Por último, hay que subrayar que la interdisciplinariedad, en general, es muy importante y necesaria para que se produzcan avances en todos los ámbitos. Porque la interdisciplinariedad es la pluralidad y la diversidad es siempre la riqueza.

Referencias

[1] Liu Y., Chen S., Zühlke L., Black G. C., Choy M., Li N. y Keavney B. -¡Caramba, señor! 2019. “Global birth prevalence of congenital heart defects–2017: updated systems ematic review and meta-analysis of 260 studies”. International Journal of Epidemiology, 48, 455–463.
[2] Barron D. J., Kilby M. D., Davies B., Wright El doctor G. C., Jones T. J. y Brawn W. J. 2009. Hypoplastic left heart syndrome. Lancet, 374, 551-564.

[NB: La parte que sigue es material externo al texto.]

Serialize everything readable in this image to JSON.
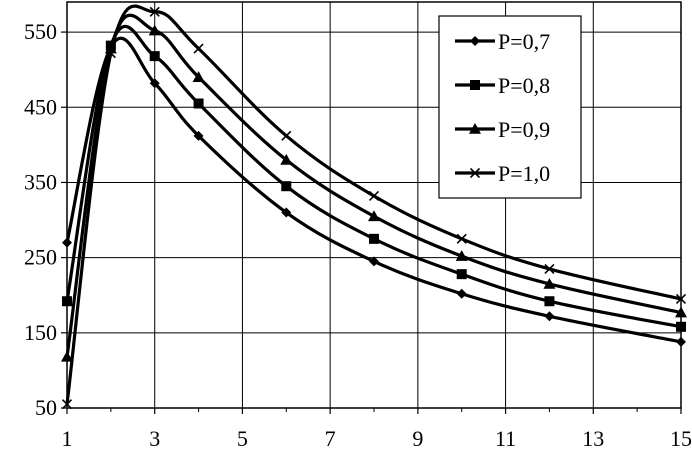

[3] Fontan F. y Baudet E. 1971. “Surgical repair of tricuspid atresia”. Thorax, 26, 240-248.
4] Slesnick T. El gran C. 2017. “Role of computational modelling in planning and executing interventional procedures for congenital heart disease”. Canadian Journal of Cardiology 33, 1159-1170.
[5] Aramburu J. 2018. “Sumando fuerzas en la lucha contra el cáncer de hígado”. Elhuyar, 329, 68-72.